The proposed rule changes should help revive IPO action, and are specifically designed to attract the type of tech companies — semiconductor manufacturers in particular — getting caught in the trade war crossfire between China and the US. Still, considering how many listings during the recent long bull market ended in disaster (we’re looking at you, Blue Apron and Robinhood), the only winner of lowering the bar in our current high-rate, looming-bear-market environment may be indexes:

  • The new rules would divide listing candidates between “commercial companies” — which will need at least $31 million in annual revenue, about half of what the current rules stipulate — and “pre-commercial companies,” which will face no revenue requirements at all, so long as they have a market-cap exceeding $1.9 billion and a clear path to hit $31 million in annual revenue, amid a few other attached strings.
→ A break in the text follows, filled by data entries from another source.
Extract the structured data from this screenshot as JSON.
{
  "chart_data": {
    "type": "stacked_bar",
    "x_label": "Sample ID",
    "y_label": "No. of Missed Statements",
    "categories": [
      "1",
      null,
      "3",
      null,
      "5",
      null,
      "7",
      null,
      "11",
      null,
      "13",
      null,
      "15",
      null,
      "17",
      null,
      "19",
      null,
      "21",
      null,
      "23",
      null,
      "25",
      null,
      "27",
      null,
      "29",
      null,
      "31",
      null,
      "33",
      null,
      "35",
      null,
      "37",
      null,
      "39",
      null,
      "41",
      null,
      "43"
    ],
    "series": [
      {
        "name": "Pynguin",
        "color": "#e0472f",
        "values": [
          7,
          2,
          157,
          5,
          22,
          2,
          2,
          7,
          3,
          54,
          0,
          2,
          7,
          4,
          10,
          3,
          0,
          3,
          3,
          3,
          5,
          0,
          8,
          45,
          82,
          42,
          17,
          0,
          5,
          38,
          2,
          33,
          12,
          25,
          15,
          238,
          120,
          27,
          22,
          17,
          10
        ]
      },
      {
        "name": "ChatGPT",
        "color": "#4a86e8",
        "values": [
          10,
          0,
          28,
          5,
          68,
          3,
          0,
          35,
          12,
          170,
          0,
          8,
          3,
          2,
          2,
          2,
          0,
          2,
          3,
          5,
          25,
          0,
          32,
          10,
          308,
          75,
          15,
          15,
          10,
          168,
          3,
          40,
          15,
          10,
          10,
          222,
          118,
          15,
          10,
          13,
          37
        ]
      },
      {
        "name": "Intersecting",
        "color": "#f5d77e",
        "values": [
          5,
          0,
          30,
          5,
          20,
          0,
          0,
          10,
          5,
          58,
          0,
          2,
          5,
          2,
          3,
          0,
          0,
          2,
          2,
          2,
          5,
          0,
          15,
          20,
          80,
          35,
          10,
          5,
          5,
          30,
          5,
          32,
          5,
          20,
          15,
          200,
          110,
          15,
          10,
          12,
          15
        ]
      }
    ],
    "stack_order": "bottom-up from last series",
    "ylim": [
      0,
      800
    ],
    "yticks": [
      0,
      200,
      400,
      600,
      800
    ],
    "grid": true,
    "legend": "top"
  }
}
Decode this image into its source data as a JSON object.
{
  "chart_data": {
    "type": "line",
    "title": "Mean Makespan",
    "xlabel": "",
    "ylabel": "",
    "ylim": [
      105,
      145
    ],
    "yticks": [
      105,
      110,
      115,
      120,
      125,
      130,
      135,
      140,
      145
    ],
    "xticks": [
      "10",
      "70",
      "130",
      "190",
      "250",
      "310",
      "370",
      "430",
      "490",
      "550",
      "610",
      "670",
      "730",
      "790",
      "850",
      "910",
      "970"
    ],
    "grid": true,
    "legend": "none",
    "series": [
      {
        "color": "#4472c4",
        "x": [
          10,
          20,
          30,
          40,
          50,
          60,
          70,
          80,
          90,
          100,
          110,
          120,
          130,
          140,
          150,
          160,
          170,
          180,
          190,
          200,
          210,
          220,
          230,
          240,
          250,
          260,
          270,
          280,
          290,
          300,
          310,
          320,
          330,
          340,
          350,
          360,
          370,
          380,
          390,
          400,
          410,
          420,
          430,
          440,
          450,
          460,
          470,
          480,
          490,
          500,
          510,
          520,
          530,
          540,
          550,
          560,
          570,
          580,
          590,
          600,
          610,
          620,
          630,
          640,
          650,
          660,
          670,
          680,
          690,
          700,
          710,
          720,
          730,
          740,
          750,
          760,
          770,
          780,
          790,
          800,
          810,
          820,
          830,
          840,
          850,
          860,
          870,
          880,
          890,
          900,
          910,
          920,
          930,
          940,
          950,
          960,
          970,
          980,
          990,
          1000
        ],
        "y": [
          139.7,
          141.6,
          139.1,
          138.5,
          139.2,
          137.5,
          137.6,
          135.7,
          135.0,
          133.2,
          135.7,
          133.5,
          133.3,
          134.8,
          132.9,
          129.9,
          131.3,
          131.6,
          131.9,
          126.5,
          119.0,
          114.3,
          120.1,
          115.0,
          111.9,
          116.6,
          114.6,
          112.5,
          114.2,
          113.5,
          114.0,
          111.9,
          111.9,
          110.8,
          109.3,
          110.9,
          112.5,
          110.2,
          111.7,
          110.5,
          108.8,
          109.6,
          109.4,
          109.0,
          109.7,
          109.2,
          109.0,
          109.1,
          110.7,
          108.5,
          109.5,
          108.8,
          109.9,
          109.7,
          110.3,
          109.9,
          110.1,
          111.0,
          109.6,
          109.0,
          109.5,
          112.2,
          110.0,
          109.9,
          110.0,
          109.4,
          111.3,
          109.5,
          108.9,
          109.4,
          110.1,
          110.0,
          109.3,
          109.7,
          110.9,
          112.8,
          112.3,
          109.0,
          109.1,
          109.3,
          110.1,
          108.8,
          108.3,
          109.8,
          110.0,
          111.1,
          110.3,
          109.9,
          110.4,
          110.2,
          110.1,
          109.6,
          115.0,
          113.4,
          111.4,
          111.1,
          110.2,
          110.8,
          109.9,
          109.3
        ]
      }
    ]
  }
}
  • The proposal comes after a pair of disastrous Hong Kong listings last month, when the two largest IPOs on the exchange, Chinese EV-maker Zhejiang Leapmotor Technology and China Vanke-backed residential property manager Onewo, both opened in the red after raising $800 million and $733 million, respectively.

Wait & See: The rules won’t be in place until at least December, when the exchange will hear public feedback on the proposal, meaning retail investors will have to look to other exchanges before betting big on VC-backed tech firms still holding boardroom brainstorming sessions over how to eventually, maybe, one day turn a profit. We hear Klarna is planning an IPO by year’s end — and investing in their stock sure seems likely to live up to the company’s buy now, pay later strategy.